For the client, I only include essential functions so they are not overwhelmed. Clients can keep track of their homework, look at their progress report and have access to emergency information.



Now Kelly can manage her clients easily. She can assign them homework, check whether they have completed their homework and set up automatic reminders for her clients to complete their homework on time.







Kelly can also easily add new assessments to her library, or if she cannot find any, build a new one. Mend also uses a reward system to incentivize the user: if you create a new measure and make it public, then you can use one for free.







Kelly can also look at reports of her clients in real time whenever she wants to check in on a client. Mend automatically flags dangerous signals in assessments as well as dangerous keywords in text-entry assessments so Kelly can quickly know where to pay attention first.





The fine details matter

Make content location consistent

Our users are mainly therapists. Based on my interview, most of the therapist are still stuck in the pen-and-paper era. Therefore, it is important to make navigation within the app easy. I designed the content to follow some application layouts that they are familiar with (such as word's top function bars), so they never have to worry about where to find certain content.

Make important information readily available

The client page displays the most important information that defines the usefulness of Mend at first glance: whether the user has been sticking to the treatment.

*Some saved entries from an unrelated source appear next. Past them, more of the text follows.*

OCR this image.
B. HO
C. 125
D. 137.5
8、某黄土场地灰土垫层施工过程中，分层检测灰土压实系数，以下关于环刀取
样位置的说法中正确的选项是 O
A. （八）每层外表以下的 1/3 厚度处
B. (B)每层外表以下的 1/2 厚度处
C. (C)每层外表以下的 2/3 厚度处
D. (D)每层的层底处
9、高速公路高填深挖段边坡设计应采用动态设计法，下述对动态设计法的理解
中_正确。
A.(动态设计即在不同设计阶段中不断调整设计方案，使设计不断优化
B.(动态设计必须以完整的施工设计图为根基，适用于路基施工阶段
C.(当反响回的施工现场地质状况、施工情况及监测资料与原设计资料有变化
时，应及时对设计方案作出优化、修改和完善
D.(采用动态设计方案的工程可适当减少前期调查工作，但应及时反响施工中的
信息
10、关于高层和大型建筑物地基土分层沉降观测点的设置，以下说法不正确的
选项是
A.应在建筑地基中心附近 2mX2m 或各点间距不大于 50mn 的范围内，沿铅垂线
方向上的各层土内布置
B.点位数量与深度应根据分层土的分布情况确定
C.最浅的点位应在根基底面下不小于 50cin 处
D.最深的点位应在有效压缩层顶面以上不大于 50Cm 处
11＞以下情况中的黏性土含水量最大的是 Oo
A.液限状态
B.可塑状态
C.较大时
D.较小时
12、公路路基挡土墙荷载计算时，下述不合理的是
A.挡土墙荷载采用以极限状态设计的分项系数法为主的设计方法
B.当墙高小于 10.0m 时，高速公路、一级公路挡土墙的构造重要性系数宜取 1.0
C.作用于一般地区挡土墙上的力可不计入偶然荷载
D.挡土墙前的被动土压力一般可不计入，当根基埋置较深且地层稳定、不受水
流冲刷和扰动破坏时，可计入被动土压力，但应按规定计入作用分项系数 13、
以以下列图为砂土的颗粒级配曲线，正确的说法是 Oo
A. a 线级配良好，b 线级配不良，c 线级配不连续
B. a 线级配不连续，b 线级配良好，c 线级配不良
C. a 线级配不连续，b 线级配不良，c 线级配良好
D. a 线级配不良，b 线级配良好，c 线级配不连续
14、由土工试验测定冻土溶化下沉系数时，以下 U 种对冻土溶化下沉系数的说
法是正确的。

It organizes information in the most intuitive manner for the therapist.

Considering what's special about the user population

Homework in psychotherapy are very standardized as most of the measures are validated through countless studies and cannot be modified. Therefore, creating a library that consists the pre-made homework can save a lot of the time for the therapist. When finding homework, as therapists know their measures very well, and there are rarely measures with the same name, it is only necessary to display to them essential information to identify the measures that they need.